It’s that time of the year again when the Silliman Spirit, that “atmosphere of personal closeness, warmth, friendship and concern” among Sillimanians, can almost be felt in the campus. Sadly, not all students see the annual Founders Week celebration as a time to unite with the rest of the Silliman community. In fact, student apathy is such a problem that fines are imposed by the various organizations and student councils on student-members who do not participate in official school activities.
But are fines the solution to this problem? Before the opening of classes, the university issued a memorandum stating that “non-payment of fees that are not listed in the official list of university payments is not an excuse for a student’s clearance not to be signed at the end of the semester.” This was in response to a complaint by a parent who had to pay a huge amount for the fines of his child. Notice that it was not the student who complained but his parent. This shows that the impact of the fines imposed by student councils cannot be felt fully by the students, almost all of whom are not spending for their education. It is easy for students whose parents can afford to pay the fines to think they can pay their way out of a responsibility. In the real world, they are likely to behave as though money can buy everything. For students, on the other hand, whose parents are struggling to make the monthly tuition payments, the fines only add to their heavy financial burden.
There are student councils however which instead of merely imposing fines have also provided alternatives such as community service. This is rendered by the student himself, not his parent, and thus is more effective than fines. Activities like coastal clean-up can teach a student the value of preserving and protecting the environment. The fines provide “sustenance for the existence of an organization”, as pointed out by Abe Cadeliña, head of the Student Organizations and Activities Division, but community service will benefit more people.
The Weekly Sillimanian believes that the voice of an organization or student council’s constituents on this issue needs to be heard.
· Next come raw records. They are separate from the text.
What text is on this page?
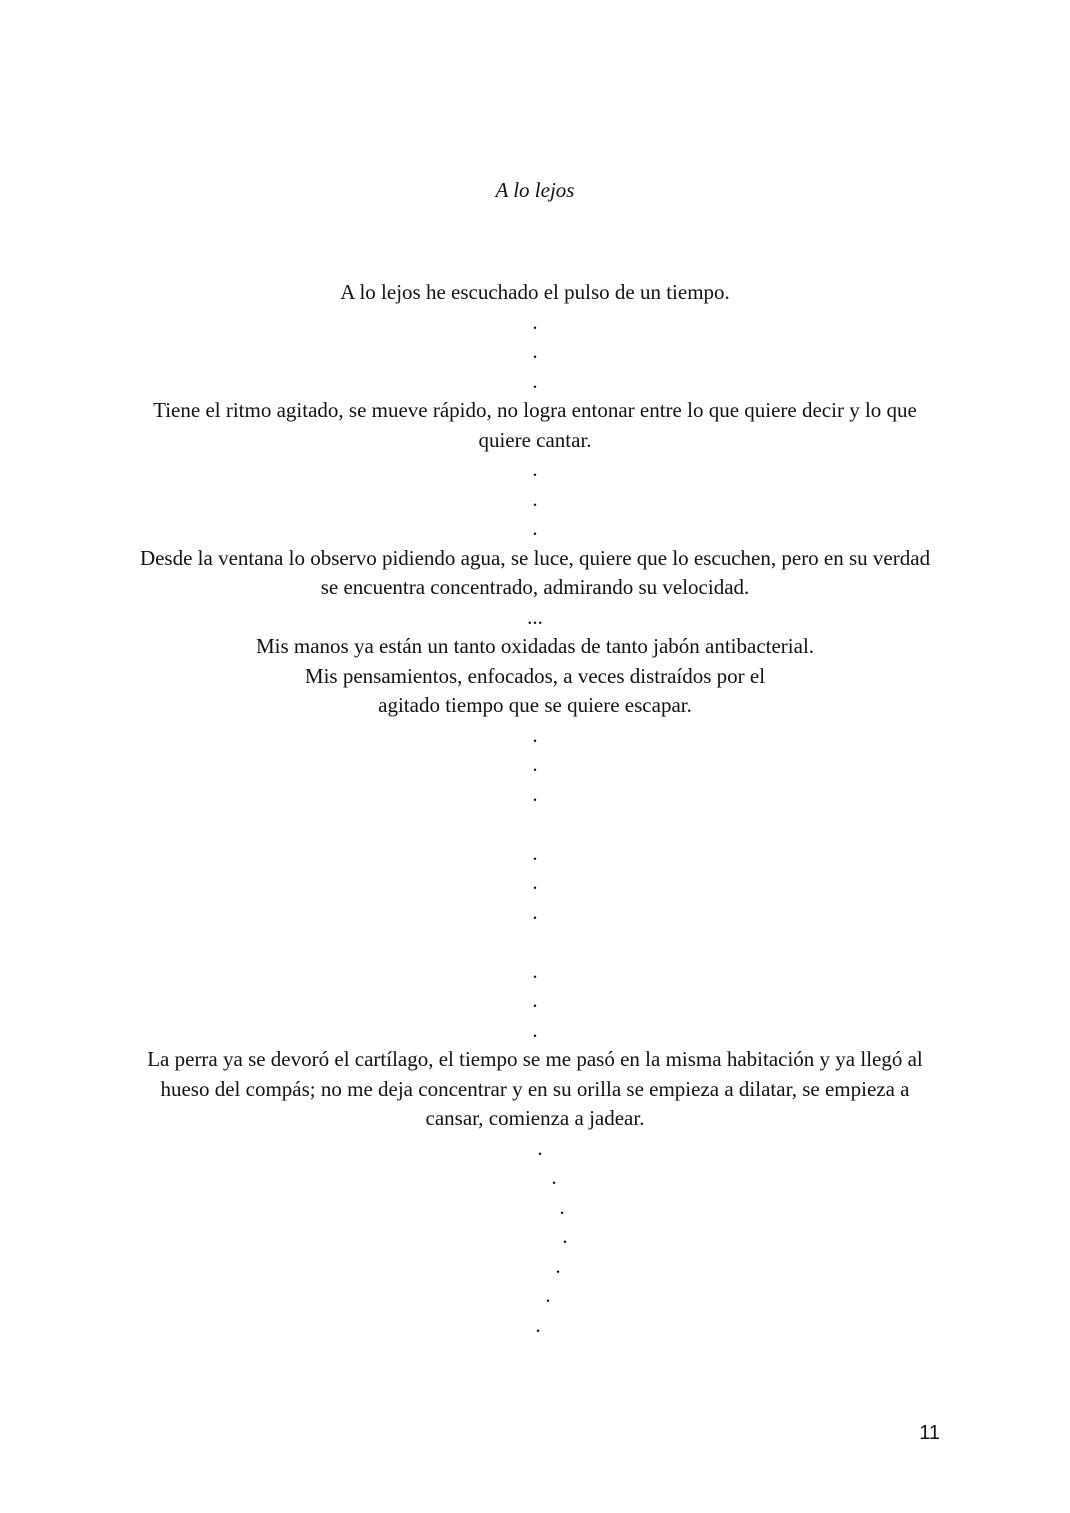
A lo lejos
A lo lejos he escuchado el pulso de un tiempo.
.
.
.
Tiene el ritmo agitado, se mueve rápido, no logra entonar entre lo que quiere decir y lo que quiere cantar.
.
.
.
Desde la ventana lo observo pidiendo agua, se luce, quiere que lo escuchen, pero en su verdad se encuentra concentrado, admirando su velocidad.
...
Mis manos ya están un tanto oxidadas de tanto jabón antibacterial.
Mis pensamientos, enfocados, a veces distraídos por el
agitado tiempo que se quiere escapar.
.
.
.
.
.
.
.
.
.
La perra ya se devoró el cartílago, el tiempo se me pasó en la misma habitación y ya llegó al hueso del compás; no me deja concentrar y en su orilla se empieza a dilatar, se empieza a cansar, comienza a jadear.
.
.
.
.
.
.
.
11
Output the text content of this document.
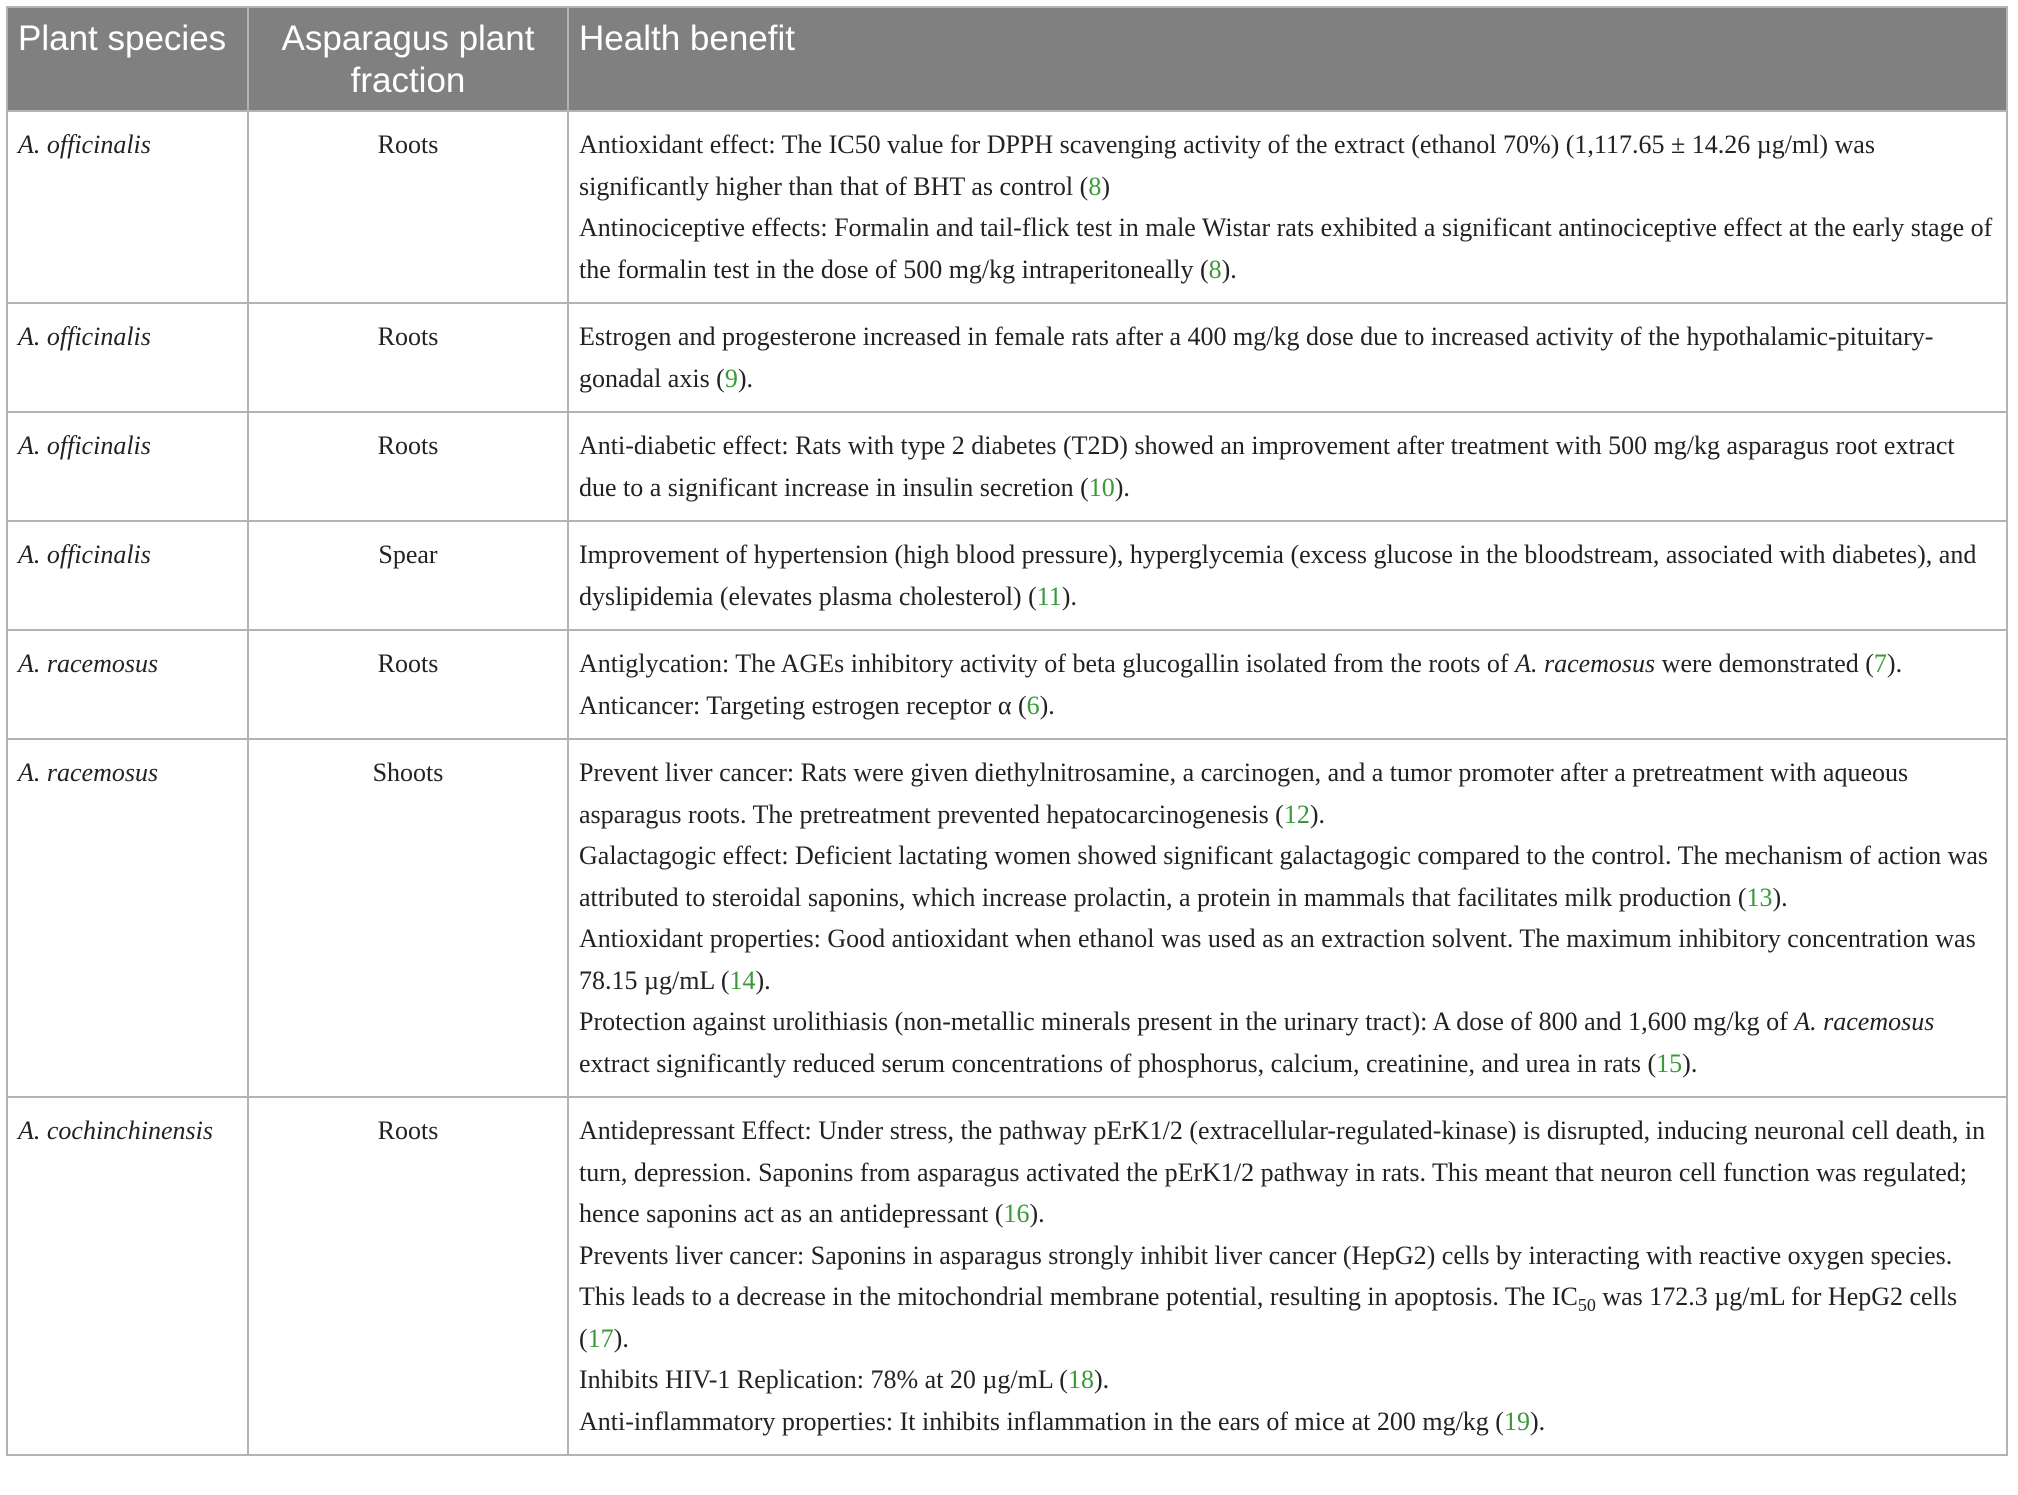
Plant species	Asparagus plant fraction	Health benefit
A. officinalis	Roots	Antioxidant effect: The IC50 value for DPPH scavenging activity of the extract (ethanol 70%) (1,117.65 ± 14.26 µg/ml) was significantly higher than that of BHT as control (8)
Antinociceptive effects: Formalin and tail-flick test in male Wistar rats exhibited a significant antinociceptive effect at the early stage of the formalin test in the dose of 500 mg/kg intraperitoneally (8).

A. officinalis	Roots	Estrogen and progesterone increased in female rats after a 400 mg/kg dose due to increased activity of the hypothalamic-pituitary-gonadal axis (9).

A. officinalis	Roots	Anti-diabetic effect: Rats with type 2 diabetes (T2D) showed an improvement after treatment with 500 mg/kg asparagus root extract due to a significant increase in insulin secretion (10).

A. officinalis	Spear	Improvement of hypertension (high blood pressure), hyperglycemia (excess glucose in the bloodstream, associated with diabetes), and dyslipidemia (elevates plasma cholesterol) (11).

A. racemosus	Roots	Antiglycation: The AGEs inhibitory activity of beta glucogallin isolated from the roots of A. racemosus were demonstrated (7).
Anticancer: Targeting estrogen receptor α (6).

A. racemosus	Shoots	Prevent liver cancer: Rats were given diethylnitrosamine, a carcinogen, and a tumor promoter after a pretreatment with aqueous asparagus roots. The pretreatment prevented hepatocarcinogenesis (12).
Galactagogic effect: Deficient lactating women showed significant galactagogic compared to the control. The mechanism of action was attributed to steroidal saponins, which increase prolactin, a protein in mammals that facilitates milk production (13).
Antioxidant properties: Good antioxidant when ethanol was used as an extraction solvent. The maximum inhibitory concentration was 78.15 µg/mL (14).
Protection against urolithiasis (non-metallic minerals present in the urinary tract): A dose of 800 and 1,600 mg/kg of A. racemosus extract significantly reduced serum concentrations of phosphorus, calcium, creatinine, and urea in rats (15).

A. cochinchinensis	Roots	Antidepressant Effect: Under stress, the pathway pErK1/2 (extracellular-regulated-kinase) is disrupted, inducing neuronal cell death, in turn, depression. Saponins from asparagus activated the pErK1/2 pathway in rats. This meant that neuron cell function was regulated; hence saponins act as an antidepressant (16).
Prevents liver cancer: Saponins in asparagus strongly inhibit liver cancer (HepG2) cells by interacting with reactive oxygen species. This leads to a decrease in the mitochondrial membrane potential, resulting in apoptosis. The $IC_{50}$ was 172.3 µg/mL for HepG2 cells (17).
Inhibits HIV-1 Replication: 78% at 20 µg/mL (18).
Anti-inflammatory properties: It inhibits inflammation in the ears of mice at 200 mg/kg (19).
According to Mark Raygan Garcia, director of the Office of Information and Publications, the decision as to what sanction will be imposed in the event that a student misses activities “has to be agreed upon by the council, its membership, and the dean.” Matters can be settled through a dialogue by the student councils and organizations with their respective constituents to explain their respective fines as well as to gather feedback and suggestions before reaching an agreement regarding the sanction. During this dialogue, the leaders can encourage students to participate wholeheartedly in official school activities throughout the school year.
Unless this problem of student apathy is solved, the Silliman Spirit will not be felt in the campus, not even during the Founders Week celebration.